Jakob Huber: Yes and no. My overall impression from personal experience, from conversations with professors, school administrators, and also with decision-makers in the education system, is that, in some cases, there is an enormous amount of innovative power there to change the education sector.

I’m thinking of the International University, for example. This is now Germany’s largest university with over 100,000 students, and they are developing very interesting and completely new concepts for studying. However, these are still rather exceptional cases, at least at present. It often depends on the personal commitment of individual school administrators, individual presidents, and individual subject teachers.

But what we lack in Germany is a larger vision for education policy and a strategy for how we can achieve this goal.

What’s needed for this larger vision for education policy?

Jakob Huber: Innovation can only come about if there’s time, too. Nobody can think about fundamental issues, work on them, come up with concepts, try out new things if there’s not enough time in the working day. And we simply have a massive problem with time resources in the school sector, in particular because we simply don’t have enough teachers. If you’re always just putting out fires, you can’t ever take a step back and look at the big picture.

What opportunities does digitalization offer in the field of adult education?

Jakob Huber: As an employee, digitalization has enabled me to take part in almost all of the educational opportunities in the world, even while I’m at work and in addition to my personal life. And I think that’s actually one of the biggest winners of digitalization for learning, even after school.

And then – this is maybe more the employer’s side – the digitization of learning opportunities naturally also allows us another form of measurability.

When I see that I’ve trained my employees and that they subsequently achieve better results, for example. That’s something that makes the digitalization of educational opportunities much easier and much more comprehensive. Of course, you then have to consider certain aspects of data protection, employee protection, but if you use this as aggregated, anonymized data, then such learning data can be extremely valuable in professional learning. You can also much more easily determine which learning opportunities are being used at all, what progress you can see in the employees who have taken advantage of these learning opportunities, and what’s in demand.

Speaking of “data-driven education”: Where does Germany stand in an international comparison?

Jakob Huber: All the way at the back. That’s something that hardly happens here in Germany. It comes up every now and then in buzzwords; in Germany we call them “intelligent tutorial systems.” In reality, however, it actually tends to be pushed aside and perceived as a threat and a risk. That certainly has something to do with our high level of sensitivity to data protection in Germany.

How does this affect Germany as a destination for (continuing) education?
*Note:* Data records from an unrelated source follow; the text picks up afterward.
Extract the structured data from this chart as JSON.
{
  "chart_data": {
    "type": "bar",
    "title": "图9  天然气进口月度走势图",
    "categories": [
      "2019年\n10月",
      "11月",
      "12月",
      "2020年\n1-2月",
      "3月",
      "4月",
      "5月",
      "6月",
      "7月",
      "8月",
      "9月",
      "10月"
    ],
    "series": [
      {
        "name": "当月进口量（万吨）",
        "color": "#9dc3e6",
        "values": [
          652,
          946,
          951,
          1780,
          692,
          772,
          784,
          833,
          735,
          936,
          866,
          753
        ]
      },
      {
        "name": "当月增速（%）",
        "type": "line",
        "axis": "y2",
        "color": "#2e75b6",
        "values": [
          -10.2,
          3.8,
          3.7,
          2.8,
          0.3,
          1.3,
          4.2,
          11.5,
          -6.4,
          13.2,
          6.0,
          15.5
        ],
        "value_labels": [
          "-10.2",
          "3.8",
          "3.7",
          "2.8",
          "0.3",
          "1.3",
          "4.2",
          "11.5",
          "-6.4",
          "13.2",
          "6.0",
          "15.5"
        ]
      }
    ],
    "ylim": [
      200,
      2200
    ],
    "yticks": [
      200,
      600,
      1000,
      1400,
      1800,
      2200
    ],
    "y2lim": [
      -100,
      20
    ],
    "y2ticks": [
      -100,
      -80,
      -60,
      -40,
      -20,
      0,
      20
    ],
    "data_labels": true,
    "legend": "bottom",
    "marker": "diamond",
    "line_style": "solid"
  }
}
Jakob Huber: Given how quickly the world is changing, and therefore how quickly educational priorities may have to change, learning analytics are hugely valuable. In this respect, we in Germany are completely on the sidelines right now. And I don’t see that changing in the foreseeable future. In my opinion, this attitude of refusal toward data collection and measurability is one of the greatest risk factors not only for our education system, but for Germany as a location as a whole.

Thank you for these interesting insights into the digitalization of the education sector in Germany, Jakob.